G protein-coupled receptors (GPCRs) are versatile membrane proteins. GPCRs initiate cascades of intracellular signaling events in response to an extraordinary array of extracellular signals. TRV056 is a Gq-biased ligand of the angiotensin II receptor type 1 (AT1R).
The angiotensin II type 1 receptor (AT1R) is a particularly compelling model of biased agonism in cellular signaling and in vitro transducer coupling assays. TRV056 is a Gq-biased AT1R agonist. Compared to the endogenous ligand angiotensin II (AngII), “Gq-biased” AT1R agonists are more efficacious in stimulating Gq-mediated cellular signaling and in allosterically promoting Gq coupling. However, they have comparable efficacy towards β-arrestin. In contrast, “β-arrestin-biased” ligands are deficient in Gq-mediated cellular signaling and allosteric coupling to Gq, yet they retain efficacy towards β-arrestin. Physiologically, Gq-mediated AT1R signaling increases blood pressure, while β-arrestin signaling increases cardiac contractility and performance. TRV056 is efficacious in stimulating cellular Gq-mediated signaling.

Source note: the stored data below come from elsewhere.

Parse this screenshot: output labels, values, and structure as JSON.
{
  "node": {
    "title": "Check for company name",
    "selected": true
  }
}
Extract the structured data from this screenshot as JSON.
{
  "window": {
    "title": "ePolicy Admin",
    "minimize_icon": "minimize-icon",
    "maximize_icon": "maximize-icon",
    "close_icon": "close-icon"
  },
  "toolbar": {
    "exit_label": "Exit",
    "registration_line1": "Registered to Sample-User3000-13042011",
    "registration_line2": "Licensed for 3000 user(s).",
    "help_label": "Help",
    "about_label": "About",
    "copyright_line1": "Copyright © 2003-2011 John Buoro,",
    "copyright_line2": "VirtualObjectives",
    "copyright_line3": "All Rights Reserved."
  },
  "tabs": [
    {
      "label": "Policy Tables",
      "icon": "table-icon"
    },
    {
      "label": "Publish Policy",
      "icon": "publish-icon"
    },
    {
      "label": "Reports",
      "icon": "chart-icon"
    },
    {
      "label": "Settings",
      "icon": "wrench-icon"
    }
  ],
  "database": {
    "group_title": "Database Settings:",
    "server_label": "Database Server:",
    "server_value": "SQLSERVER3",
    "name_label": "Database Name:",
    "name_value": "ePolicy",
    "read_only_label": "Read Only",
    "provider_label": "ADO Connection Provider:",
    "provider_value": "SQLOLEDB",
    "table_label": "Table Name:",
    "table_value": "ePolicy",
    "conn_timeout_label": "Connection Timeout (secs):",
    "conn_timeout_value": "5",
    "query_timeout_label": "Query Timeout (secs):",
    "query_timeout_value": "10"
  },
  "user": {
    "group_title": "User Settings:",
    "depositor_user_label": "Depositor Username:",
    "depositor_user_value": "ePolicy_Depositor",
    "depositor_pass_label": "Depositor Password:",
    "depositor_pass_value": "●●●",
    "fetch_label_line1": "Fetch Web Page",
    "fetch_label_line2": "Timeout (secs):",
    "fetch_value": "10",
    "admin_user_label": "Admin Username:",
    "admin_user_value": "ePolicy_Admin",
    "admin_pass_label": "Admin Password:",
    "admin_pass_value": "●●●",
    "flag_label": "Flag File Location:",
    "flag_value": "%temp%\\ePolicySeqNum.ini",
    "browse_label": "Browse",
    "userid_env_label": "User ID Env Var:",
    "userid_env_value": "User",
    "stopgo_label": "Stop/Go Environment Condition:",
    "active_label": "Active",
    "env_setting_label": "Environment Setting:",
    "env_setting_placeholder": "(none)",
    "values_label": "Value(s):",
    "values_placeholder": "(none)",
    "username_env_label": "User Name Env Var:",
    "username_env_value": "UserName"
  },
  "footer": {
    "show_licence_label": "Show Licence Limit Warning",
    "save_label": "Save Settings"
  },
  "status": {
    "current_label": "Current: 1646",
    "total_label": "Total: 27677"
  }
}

“Biased” G protein-coupled receptor (GPCR) agonists preferentially activate pathways mediated by G proteins or β-arrestins. Compared to angiotensin II, the endogenous agonist, agonists with enhanced Gq coupling more strongly stabilize an “open” conformation with an accessible transducer-binding site. TRV056 is a “gain-of-function” ligand that has >10-fold greater allosteric coupling to Gq than AngII and is also more efficacious in stimulating cellular Gq-mediated signaling (e.g., IP1 generation), but they show similar allosteric coupling to β-arrestin as AngII. TRV056 leads to distance distributions that are very similar to each other but quite distinct from those induced by AngII.
All in all, TRV056 is a Gq-biased ligand of the angiotensin II receptor type 1 (AT1R). TRV056 is efficacious in stimulating cellular Gq-mediated signaling.
Laura M Wingler, et al. Angiotensin Analogs with Divergent Bias Stabilize Distinct Receptor Conformations. Cell. 2019 Jan 24;176(3):468-478.e11.